Novel Therapeutic Approaches

Metabolic complications associated with antipsychotic medications have driven demand for novel therapies with better metabolic profiles.

• Olanzapine/samidorphan (OLZ/SAM), which the FDA approved in 2021, reduces or prevents weight gain commonly while maintaining therapeutic efficacy by adding samidorphan, an opioid receptor blocker. A post-hoc analysis of the phase 3 trial ENLIGHTEN-2 trial showed OLZ/SAM carried a lower risk for worsening obesity, hypertension, and metabolic syndrome compared with olanzapine. [Correll 2023]
• Xanomeline-trospium (KarXT), a novel muscarinic M1/M4 receptors agonist, earned the FDA’s blessing in late September of this year. Recent pooled data from the EMERGENT-4 and EMERGENT-5 trials offer encouraging long-term metabolic outcomes, with an average weight reduction of 2.6 kg over one year of treatment. And crucial metabolic parameters, such as total cholesterol, triglycerides, and A1C, all remained stable throughout the treatment.
• Ulotaront, a trace amine-associated receptor 1 (TAAR1) agonist, also holds promise as a novel emerging drug class for schizophrenia.

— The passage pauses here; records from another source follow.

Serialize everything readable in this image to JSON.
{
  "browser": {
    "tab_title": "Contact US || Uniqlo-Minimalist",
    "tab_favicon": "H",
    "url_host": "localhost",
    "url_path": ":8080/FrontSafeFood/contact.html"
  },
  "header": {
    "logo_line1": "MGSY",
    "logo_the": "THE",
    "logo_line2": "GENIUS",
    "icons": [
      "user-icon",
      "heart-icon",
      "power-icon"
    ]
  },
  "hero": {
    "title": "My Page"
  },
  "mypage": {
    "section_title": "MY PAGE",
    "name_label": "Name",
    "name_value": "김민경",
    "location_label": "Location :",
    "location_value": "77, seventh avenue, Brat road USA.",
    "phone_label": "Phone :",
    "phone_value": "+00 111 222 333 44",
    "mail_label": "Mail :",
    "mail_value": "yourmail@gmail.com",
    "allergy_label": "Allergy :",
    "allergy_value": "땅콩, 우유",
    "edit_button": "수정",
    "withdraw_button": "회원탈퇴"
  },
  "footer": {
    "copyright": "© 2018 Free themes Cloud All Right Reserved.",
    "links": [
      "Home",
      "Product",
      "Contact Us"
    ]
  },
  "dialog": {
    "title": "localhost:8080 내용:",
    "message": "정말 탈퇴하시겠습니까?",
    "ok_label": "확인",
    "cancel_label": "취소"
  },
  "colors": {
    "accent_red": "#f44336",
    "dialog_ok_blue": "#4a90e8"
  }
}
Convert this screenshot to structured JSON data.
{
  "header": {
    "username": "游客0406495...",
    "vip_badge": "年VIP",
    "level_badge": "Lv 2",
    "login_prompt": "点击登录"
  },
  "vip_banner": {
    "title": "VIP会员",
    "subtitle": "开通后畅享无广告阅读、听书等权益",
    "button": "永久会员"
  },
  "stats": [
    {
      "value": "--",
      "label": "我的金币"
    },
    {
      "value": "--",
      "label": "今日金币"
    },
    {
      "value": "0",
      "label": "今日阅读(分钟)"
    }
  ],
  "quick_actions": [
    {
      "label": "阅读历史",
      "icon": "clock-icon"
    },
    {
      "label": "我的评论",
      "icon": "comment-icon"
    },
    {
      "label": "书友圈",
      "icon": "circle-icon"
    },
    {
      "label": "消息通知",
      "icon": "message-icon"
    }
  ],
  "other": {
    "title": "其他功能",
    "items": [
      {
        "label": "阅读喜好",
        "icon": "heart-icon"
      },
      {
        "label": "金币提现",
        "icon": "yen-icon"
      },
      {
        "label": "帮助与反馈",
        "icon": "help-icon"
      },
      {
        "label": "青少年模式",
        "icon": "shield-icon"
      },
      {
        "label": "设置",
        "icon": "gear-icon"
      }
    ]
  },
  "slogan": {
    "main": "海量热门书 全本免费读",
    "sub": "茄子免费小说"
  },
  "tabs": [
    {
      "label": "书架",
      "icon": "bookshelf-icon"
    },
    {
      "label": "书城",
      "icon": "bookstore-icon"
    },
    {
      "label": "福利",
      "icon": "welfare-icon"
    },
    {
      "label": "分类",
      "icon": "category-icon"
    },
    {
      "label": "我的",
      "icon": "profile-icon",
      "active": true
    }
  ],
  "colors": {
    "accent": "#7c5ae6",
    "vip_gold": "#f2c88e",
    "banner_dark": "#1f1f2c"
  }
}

The FDA granted it the Breakthrough Therapy Designation in 2019. Data from a 26-week open-label extension study showed no clinically significant changes in weight, cholesterol, triglycerides, or A1C levels.

With the promising potential of emerging therapies to reduce the risk of weight gain, metabolic syndrome, and type 2 diabetes in schizophrenia patients, clinicians could soon have more available tools to improve care and long-term outcomes.